I am not a pro at mind games, so I will be direct and ask, “are you or are you not going to offer me snacks?”
The worst part of working from home is not being able to take office supplies from work anymore, now I just have to shoplift them like an ordinary schmo
The ultimate power move is signing emails “kind regards” because it implies there are kinder regards but they didn’t deserve them
Anyone else notice the world starting to get worse after Iron Man died?
King: For the last time, what’s your SURNAME?!
Sir Name: *staring, eyelid twitching in frustration*
Satisfied that he had all the ingredients he needed, Phineas moved on to the next big question – how to get it into the dog’s food.
Her: You’re really rockin’ those white pants.
Me: These are my legs.
Being a parent isn’t just a job it’s a way of life. Like coal mining, or deep sea fishing, or ice road trucking….really any job that’s actively trying to kill you.
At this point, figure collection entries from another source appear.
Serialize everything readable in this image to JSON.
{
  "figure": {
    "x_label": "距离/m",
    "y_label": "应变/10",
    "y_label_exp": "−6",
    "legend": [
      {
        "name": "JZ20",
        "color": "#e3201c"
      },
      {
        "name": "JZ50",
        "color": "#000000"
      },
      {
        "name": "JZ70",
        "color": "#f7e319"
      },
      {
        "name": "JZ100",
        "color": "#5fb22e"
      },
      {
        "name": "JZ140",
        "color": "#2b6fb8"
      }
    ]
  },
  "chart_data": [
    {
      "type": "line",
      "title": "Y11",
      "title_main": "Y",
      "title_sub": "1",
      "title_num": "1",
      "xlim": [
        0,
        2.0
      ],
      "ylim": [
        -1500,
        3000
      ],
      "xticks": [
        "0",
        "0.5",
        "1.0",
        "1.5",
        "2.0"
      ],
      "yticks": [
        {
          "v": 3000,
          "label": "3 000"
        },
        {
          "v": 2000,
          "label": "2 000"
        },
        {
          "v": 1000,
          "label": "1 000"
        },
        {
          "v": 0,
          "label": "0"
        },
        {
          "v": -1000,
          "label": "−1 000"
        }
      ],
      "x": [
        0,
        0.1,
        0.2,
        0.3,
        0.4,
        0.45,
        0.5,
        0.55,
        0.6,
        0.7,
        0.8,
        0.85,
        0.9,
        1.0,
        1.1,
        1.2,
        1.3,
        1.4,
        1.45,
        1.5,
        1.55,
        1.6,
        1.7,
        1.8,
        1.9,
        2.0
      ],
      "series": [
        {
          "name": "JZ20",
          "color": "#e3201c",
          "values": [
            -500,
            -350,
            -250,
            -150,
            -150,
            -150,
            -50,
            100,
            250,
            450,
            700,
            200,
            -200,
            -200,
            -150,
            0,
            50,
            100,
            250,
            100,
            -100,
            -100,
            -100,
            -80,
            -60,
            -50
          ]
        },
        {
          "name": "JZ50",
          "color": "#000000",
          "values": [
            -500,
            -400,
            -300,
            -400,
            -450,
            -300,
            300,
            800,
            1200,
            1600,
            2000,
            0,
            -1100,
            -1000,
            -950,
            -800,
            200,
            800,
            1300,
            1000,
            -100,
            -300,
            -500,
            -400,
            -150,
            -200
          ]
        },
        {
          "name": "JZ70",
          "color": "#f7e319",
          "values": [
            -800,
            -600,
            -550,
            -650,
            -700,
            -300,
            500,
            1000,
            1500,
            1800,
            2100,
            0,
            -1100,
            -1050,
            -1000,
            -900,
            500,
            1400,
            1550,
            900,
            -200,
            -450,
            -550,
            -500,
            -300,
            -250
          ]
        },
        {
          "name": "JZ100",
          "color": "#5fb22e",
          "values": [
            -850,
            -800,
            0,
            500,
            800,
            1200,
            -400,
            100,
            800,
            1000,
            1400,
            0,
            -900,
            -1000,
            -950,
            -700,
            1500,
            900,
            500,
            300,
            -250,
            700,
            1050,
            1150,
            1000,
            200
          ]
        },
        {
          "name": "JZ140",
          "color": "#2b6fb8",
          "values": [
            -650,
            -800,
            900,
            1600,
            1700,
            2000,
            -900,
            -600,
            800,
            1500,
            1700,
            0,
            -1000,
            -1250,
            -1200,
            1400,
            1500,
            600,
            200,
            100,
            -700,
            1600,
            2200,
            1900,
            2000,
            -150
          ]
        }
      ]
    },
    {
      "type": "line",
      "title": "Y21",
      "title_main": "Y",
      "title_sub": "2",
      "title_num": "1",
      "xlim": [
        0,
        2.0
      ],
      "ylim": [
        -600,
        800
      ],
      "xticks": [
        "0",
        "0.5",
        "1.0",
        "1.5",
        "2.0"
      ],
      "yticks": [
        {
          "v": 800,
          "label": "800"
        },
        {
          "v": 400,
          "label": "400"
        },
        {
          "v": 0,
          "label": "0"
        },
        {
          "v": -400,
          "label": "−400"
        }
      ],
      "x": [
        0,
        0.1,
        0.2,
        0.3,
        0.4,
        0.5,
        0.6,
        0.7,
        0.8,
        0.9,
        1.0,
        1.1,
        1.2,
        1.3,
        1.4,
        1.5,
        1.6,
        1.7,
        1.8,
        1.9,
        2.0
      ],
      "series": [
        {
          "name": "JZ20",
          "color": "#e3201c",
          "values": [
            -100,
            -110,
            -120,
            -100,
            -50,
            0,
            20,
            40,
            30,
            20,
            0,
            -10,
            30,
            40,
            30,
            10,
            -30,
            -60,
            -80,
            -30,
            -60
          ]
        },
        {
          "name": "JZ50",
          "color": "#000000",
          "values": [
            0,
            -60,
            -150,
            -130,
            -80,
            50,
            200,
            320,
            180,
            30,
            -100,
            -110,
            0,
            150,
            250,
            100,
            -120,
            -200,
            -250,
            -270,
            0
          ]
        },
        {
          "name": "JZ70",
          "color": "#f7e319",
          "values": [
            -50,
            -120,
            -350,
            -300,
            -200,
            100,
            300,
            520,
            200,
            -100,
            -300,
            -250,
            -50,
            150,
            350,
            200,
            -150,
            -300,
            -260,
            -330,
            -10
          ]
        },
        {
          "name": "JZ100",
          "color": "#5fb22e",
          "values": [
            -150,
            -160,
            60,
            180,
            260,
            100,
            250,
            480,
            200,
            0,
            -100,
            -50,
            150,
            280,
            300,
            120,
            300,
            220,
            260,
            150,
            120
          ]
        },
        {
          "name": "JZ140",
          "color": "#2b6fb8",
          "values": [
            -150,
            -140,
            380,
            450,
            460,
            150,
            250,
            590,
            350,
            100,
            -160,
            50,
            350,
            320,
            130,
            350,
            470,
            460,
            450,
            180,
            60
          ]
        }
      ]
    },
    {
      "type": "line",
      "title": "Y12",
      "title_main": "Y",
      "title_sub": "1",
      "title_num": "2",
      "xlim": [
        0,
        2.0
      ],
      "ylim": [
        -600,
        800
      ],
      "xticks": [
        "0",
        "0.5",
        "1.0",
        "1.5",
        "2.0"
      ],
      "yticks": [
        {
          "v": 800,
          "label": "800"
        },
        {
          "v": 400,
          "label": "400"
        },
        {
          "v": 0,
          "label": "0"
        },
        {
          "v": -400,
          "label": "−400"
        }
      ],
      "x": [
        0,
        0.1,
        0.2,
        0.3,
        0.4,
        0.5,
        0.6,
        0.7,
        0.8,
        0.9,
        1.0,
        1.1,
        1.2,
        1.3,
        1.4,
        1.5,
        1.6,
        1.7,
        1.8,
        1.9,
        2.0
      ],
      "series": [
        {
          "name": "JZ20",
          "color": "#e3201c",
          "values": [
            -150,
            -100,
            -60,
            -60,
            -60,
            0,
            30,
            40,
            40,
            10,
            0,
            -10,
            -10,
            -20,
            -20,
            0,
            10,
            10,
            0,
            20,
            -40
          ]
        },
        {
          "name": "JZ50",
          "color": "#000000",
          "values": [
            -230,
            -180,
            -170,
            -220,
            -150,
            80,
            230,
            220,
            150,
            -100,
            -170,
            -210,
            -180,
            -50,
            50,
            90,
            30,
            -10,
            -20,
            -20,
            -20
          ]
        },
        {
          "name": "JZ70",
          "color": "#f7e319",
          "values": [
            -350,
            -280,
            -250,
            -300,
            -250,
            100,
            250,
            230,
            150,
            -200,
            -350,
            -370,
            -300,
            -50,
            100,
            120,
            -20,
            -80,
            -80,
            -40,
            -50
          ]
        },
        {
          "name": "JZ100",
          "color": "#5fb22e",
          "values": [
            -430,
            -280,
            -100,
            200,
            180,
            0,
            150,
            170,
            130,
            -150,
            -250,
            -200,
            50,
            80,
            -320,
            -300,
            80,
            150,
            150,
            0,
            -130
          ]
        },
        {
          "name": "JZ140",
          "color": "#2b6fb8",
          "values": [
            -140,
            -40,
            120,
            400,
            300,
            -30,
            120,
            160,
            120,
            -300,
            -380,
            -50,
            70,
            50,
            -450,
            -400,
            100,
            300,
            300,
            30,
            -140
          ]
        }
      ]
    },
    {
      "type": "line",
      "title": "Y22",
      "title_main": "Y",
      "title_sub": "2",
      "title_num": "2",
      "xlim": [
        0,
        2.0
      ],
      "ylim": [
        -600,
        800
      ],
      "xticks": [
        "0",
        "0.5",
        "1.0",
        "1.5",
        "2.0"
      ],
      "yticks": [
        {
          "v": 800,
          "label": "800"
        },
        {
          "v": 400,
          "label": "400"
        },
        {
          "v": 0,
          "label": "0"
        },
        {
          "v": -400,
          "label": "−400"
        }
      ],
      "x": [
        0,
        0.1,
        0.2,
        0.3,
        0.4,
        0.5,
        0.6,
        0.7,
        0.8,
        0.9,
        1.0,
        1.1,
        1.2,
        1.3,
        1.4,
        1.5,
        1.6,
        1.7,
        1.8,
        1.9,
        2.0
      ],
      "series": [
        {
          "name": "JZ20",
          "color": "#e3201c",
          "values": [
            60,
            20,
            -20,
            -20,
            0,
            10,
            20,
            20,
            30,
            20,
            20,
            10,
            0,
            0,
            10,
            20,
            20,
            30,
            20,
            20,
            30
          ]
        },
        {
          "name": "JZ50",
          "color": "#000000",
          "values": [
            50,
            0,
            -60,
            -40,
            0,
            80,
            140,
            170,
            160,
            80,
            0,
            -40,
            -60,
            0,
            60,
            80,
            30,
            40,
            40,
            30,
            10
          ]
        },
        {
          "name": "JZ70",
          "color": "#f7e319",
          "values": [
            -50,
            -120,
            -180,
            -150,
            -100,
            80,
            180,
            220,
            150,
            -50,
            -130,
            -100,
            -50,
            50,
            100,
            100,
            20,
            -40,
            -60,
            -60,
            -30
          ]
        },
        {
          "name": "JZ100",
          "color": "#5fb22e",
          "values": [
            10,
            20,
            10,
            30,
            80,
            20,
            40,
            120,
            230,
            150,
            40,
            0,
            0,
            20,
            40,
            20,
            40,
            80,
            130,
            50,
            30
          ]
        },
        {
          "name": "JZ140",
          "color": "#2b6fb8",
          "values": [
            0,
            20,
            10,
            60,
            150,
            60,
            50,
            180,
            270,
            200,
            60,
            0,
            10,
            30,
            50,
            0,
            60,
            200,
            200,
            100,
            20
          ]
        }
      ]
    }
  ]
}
I’ve been told in the past that training with cats was difficult. It’s really not. Mine had me trained within a day.
Keanu Reeves: THERE’S A BOMB ON THE BUS! IF WE GO UNDER 50MPH WE’LL EXPLODE!
Me: [while maintaining eye contact, presses “Next Stop” signal]
You don’t scare me, you’re not my trimmer with the bent teeth that someone dropped
I’m amazed they make so many cars without turn signals. Seems like that would be a requirement on a vehicle.
If it was really a smart phone it would have recognize that it was an ignored call, not missed.
My wife [sexily] – “why don’t we…turn out the light?”
Me, a moth – “no”
We’re about two years from funerals starting and ending with, “don’t forget to like, share and subscribe.”
When people tell me “You’re gonna regret that in the morning” I sleep in til noon, because I’m a problem Solver
[watching The Avengers]
7YR OLD: daddy, why does Hulk get so angry?
ME: probably because his kid won’t stop asking questions during movies
If you eat a pot brownie and a Ken doll, you’ll poop a Matthew McConaughey.